Lease from a Government Body

In Thailand, there are many land plots that are owned by the government. Usually, the Treasury Department is the body that is responsible for government land but there also lands under the State Railway of Thailand.

What are the conditions for leasing from the Treasury Department in Thailand?

Prior to 2018, the Treasury Department calculated the rental rate on land by using “baht per square wah per month” and “baht per square meter per month” for the building. This method made the rental cost from the Treasury Department very cheap compared to the market. The Treasury Department took notice and changed the rule to be more consistent with the market.

In 2018, the Treasury Department issued new regulations to change rental terms. They split the lessees into two types:

  • ‘New Lessee’ is the person who obtained the right of the property lease after January 1, 2017. The new lessee also includes any lessee who built the building and transferred to the Ministry of Finance from January 1, 2017.
  • ‘Old Lessee’ is the person who obtained the right of the property lease before January 1, 2017. It includes the person who obtained the transfer of the right of the land lease from the old lessee, the lessee who inherited a lease on the property from an old lessee, old lessee who renews the lease contract, old lessee who changes the purpose of the lease contract, and old lessee who obtains additional property area under lease due to a mistake in the allocation process.

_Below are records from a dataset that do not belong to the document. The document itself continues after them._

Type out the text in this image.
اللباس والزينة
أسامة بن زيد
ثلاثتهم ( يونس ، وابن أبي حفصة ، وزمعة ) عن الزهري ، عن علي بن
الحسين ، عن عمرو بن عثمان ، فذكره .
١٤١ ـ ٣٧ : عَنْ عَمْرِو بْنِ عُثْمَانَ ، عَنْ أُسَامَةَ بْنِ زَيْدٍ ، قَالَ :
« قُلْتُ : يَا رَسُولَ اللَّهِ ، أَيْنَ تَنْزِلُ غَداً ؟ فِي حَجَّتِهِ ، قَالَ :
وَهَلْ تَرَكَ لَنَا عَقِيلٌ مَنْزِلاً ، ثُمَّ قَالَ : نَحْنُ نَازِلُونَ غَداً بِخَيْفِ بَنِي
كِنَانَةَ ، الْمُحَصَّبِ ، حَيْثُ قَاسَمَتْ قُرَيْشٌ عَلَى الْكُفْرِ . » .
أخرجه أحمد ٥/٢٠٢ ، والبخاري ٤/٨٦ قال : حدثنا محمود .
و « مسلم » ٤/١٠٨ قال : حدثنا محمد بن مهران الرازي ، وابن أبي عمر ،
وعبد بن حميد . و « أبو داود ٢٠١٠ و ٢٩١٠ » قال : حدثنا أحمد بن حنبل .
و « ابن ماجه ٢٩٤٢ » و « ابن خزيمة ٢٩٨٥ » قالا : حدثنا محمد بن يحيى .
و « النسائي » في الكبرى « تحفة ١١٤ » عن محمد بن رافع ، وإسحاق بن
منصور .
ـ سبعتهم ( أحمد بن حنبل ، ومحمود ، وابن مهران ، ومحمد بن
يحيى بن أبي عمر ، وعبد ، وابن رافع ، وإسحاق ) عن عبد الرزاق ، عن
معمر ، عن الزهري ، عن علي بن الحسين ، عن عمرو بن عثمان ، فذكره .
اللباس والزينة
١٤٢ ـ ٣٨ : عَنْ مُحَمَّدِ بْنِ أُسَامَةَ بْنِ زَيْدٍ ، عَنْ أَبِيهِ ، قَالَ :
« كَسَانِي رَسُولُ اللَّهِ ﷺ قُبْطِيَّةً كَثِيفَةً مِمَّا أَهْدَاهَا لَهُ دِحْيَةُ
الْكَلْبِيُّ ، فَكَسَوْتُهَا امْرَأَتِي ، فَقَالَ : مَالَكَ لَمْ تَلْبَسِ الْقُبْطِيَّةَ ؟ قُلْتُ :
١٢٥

The new lessee must apply the new rental terms for leasing while the old lessee can continue grandfather in the previous regulations. There is a large difference between the old term lease and the new term lease. The old term lease charges a fixed rate while the new term lease will charge a percentage of the property value. Basically, this new term lease is almost the market value. The time for cheap rent on Treasury Department land is over.

New Lease Term

Here are the major costs of the new lease term for commercial property:

  • Fee
    • Utilization fee is 1% of property value multiplied by number of lease years.
    • Renewal fee is 0.2% of property value multiplied by number of lease years.
  •  Rent
    • In the case of leasing the land and the building, the building rent is 2% of land value per year.
    • In the case of leasing the land with the building, rent is 3% of property value per year (land value + building value).
    • In the case of leasing the building from the Treasury Department but not the land, rent is 3% of building value per year.
  • Compensation for the land during development
    • 0.50% of land value per year.
  • Fee for transferring the right of lease contract to another party, not through inheritance
    • 6 times the annual lease value.
  • Fee for transferring the building to the Ministry of Finance
    • 6 times the annual compensation value.

Transferring the Building to the Ministry of Finance

If the lessee leases idle land from the Treasury Department and develops the land, the lessee must transfer the building to the Ministry of Finance after the construction is completed. A long-term lease only begins after the building has been transferred to the Ministry of Finance. The lessee must agree to this and comply with the term of building transfer.